In this article, I am defining barbecue as a traditional and uniquely American style of cooking — namely cuts of meat bathed in smoke and cooked over low temperatures for an extended period of time. This includes central Texas Brisket, Carolina pulled pork and the ribs of Kansas City. Those vital barbecue traditions were born during early American history and how they developed and evolved over the last few centuries.
For most of barbecue history, this method of cooking remained regionally distinctive but ever-changing. The barbecue of the founding fathers is not the barbecue of today. In fact, those methods and flavors might be lost to us today as their techniques were seldom recorded. Trusted recipes remained hidden in the memory of old pitmasters, leaving modern-day enthusiasts guessing.
Recently, we have witnessed the emergence of barbecue competitions. Many of them are small and local, but some consist of hundreds of teams, thousands of competitors, and tens of thousands of spectators. We might believe that all of this fanfare, particularly the largest events, would produce the best barbecue in the world.
Let’s talk about the big three competitions, Memphis in May, the American Royal, and the Jack Daniel’s Invitational. These competitions are for the best of the best. In the invitational category, competitors must prove themselves worthy to even walk through the door. To win these gold standard competitions, teams must produce the perfect barbecue and receive the highest possible scores from the judge’s table.
In competition barbecue, six portions are placed in styrofoam boxes and presented to six judges. Boxes are numbered and remain anonymous. Judges examine and taste each portion and score the submissions. A final tally then determines the winner.
There are those competitors who come away from a bad performance complaining about corrupt tables or stingy judges. And yet the same names are often called out when the winners are announced. If judging was arbitrary and there was such a thing as a bad table, then the best of the best wouldn’t keep winning again and again. (Unless, of course, these competitions are rigged, which I do not believe.)
Since only the best compete in the most prestigious competitions and there are consistent winners at this level, what they produce must be the perfect barbecue. Right? Isn’t that the goal? Of course, these repeated champions know what to do. Not only have they perfected their technical execution and nailed the right flavor profiles, but they know how to appeal to the judges.

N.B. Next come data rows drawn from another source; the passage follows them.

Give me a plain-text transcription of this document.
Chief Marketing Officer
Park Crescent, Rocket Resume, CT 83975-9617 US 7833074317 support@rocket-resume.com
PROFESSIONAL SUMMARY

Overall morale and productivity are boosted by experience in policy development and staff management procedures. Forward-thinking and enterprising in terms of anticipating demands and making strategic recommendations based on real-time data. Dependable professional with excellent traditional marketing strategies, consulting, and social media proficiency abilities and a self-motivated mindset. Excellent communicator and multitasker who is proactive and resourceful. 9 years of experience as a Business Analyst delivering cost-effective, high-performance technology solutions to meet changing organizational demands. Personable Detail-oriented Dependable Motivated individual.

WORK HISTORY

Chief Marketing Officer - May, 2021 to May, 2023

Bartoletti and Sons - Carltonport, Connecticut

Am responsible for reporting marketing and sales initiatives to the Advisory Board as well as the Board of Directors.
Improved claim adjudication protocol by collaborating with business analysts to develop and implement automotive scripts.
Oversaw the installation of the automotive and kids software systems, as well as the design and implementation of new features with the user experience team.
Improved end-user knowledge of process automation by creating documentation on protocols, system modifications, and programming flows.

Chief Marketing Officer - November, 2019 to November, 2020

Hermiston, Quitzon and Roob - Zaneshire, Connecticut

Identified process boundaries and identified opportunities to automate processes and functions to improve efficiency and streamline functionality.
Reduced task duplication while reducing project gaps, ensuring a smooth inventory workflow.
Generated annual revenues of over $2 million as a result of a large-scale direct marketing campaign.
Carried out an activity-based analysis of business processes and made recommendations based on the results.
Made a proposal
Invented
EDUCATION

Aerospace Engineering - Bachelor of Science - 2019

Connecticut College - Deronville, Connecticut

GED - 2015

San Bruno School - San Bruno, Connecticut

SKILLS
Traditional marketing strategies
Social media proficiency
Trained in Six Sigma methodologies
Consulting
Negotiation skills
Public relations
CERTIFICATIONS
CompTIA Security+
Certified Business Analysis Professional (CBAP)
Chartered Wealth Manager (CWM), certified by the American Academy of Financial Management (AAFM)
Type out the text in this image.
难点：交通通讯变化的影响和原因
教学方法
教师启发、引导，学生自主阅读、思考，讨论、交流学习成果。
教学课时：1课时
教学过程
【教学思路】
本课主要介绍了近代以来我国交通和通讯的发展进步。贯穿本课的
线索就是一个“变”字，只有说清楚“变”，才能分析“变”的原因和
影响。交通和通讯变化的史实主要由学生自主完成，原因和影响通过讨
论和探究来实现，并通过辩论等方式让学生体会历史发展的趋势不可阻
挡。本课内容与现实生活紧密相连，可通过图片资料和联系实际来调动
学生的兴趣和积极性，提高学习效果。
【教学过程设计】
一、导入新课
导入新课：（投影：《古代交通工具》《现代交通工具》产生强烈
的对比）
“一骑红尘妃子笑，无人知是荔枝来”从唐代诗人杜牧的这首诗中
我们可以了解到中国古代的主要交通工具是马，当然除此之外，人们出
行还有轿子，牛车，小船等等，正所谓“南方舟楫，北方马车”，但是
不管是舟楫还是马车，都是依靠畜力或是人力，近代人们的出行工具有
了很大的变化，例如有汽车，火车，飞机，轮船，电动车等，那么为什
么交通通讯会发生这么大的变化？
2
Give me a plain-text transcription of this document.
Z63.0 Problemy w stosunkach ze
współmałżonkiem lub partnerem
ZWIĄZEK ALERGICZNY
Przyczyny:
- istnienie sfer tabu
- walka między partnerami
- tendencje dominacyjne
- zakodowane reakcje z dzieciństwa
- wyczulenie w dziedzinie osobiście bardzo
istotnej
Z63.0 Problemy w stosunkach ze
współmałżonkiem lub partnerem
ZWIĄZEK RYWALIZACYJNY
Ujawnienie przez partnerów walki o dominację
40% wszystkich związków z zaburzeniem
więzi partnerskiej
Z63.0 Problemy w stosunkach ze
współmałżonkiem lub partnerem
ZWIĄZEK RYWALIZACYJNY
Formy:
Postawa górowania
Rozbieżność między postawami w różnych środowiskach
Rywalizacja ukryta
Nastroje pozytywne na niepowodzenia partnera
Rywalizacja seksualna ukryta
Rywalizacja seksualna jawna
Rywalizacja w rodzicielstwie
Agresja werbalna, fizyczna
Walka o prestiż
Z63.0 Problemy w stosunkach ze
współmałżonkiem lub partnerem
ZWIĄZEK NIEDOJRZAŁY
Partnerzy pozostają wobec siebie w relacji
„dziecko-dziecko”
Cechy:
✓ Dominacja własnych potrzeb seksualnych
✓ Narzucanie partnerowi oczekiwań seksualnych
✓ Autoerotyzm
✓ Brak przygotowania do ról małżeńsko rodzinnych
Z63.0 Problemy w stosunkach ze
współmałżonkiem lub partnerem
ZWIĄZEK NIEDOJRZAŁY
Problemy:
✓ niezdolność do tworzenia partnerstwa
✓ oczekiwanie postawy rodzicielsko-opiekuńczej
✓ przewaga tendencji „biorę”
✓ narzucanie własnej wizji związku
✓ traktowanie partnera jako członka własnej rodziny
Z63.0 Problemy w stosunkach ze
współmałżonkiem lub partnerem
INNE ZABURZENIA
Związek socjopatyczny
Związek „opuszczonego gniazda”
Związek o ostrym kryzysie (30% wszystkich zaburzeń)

At a barbecue competition, a judge could consume as much as two pounds of meat. Smoke and heat and complex flavors assail their taste buds. To win, you have to break through and appeal to the judge’s senses in a way that no one else can. Ultimately, what you turn in must be more “barbecue” than anyone else’s.
As barbecue approaches perfection, the breadth of possibility narrows. You can’t win by using a hint of Korean Gochugaru or a smidge of North African Berbere. Just like you won’t be able to bring Carolina-style tangy pork to a Texas event. While barbecue developed into various styles, these deviations will not end with a winning entry. The barbecue that takes the top prize reflects that narrow approach toward perfection.
The problem with perfection is that as barbecue reaches its pinnacle, its range of diversity reduces to a single point. While the definition of a perfect barbecue is the collaborated effort of judges and experts, it is also the least common denominator. It is what the majority says it is and therefore an average. Cynically, we can say that perfection, while achieving the heights of technical skill, is merely average in flavor.
There is no prize for uniqueness, inventiveness, or experimentation in barbecue. While some regions have societies and competitions to preserve their unique traditions, big money is mostly collected on the Kansas City circuit. Sanctioned by a single organization, KCBS wields the lion’s share of influence. That influence narrowly focuses on a tradition that leaves so much out of the picture.
Add to this the fact that competitors are among the most vocal influencers in barbecue. They have filled Youtube and the internet with their tips, tricks, and secrets. Want to know how to make a winning barbecue brisket? Search for it. You will find hundreds of answers. Now that narrowed perfection of barbecue sits in front of the eyes of backyard cooks around the world. Suddenly their ribs aren’t good enough. And the cycle grows.
I am not trying to criticize the competitors or the competition, but there must be a balance. Fall-of-the-bone ribs won’t win a competition, but if that is how you like them, then make them that way. Use all the spices in your cupboard. Experiment, innovate, and don’t let the judge’s table be the mark for which you aim. Let your tastebuds do that. The preservation of barbecue lies not in seeking its perfection, but in finding all of its traditions.
Barbecue, in this meaning, is uniquely American. Its origins are not as simple as most people believe. It required the vast space of North America and the cooking traditions of immigrants, forced or not, from Europe and West Africa. Add to this the methods of the indigenous people and ingredients gathered from around the world. Regions with limited communication used barbecue for gatherings and events. Each style developed based on the meats available, and the immigrants who lived in that area. The perfection of barbecue is its diversity. It is this that truly unifies the traditions, methods, recipes, and most importantly, its stories.
How to Save Barbecue
So, is there a solution? I’m not suggesting we end competition barbecue. However, placing more emphasis on regional traditions and their unique flavor profiles would help. This means teaching barbecue judges not just the formula for the perfect barbecue, but to respect variety. Carolina barbecue is tangy and acidic in flavor. With our current preoccupation with sugar-coated ribs, we need judges whose palates can differentiate and reasonably determine the best entries regardless of regional characteristics.
Additionally, the perfect barbecue isn’t what current media trends determine. There is so much more to this style of cooking that isn’t explored. This lack of inclusion is especially damaging when we believe that perfection lies with a competition-winning entry. Allowing innovation is vital to the preservation of barbecue. After all, it is a fusion culinary tradition. Its influences come from around the world, and that needs to continue.
Be open-minded. It might not have the flavor profile of a barbecue potato chip, but that is a good thing. Barbecue is a tradition and a method before it is a flavor. If we can all be open to the diversity and innovation of barbecue, it will continue to grow and develop. This is the key to its preservation. The long-term survival of this tradition does not come by handing out more trophies. It will be in the experiments of those who choose to improve upon this tradition.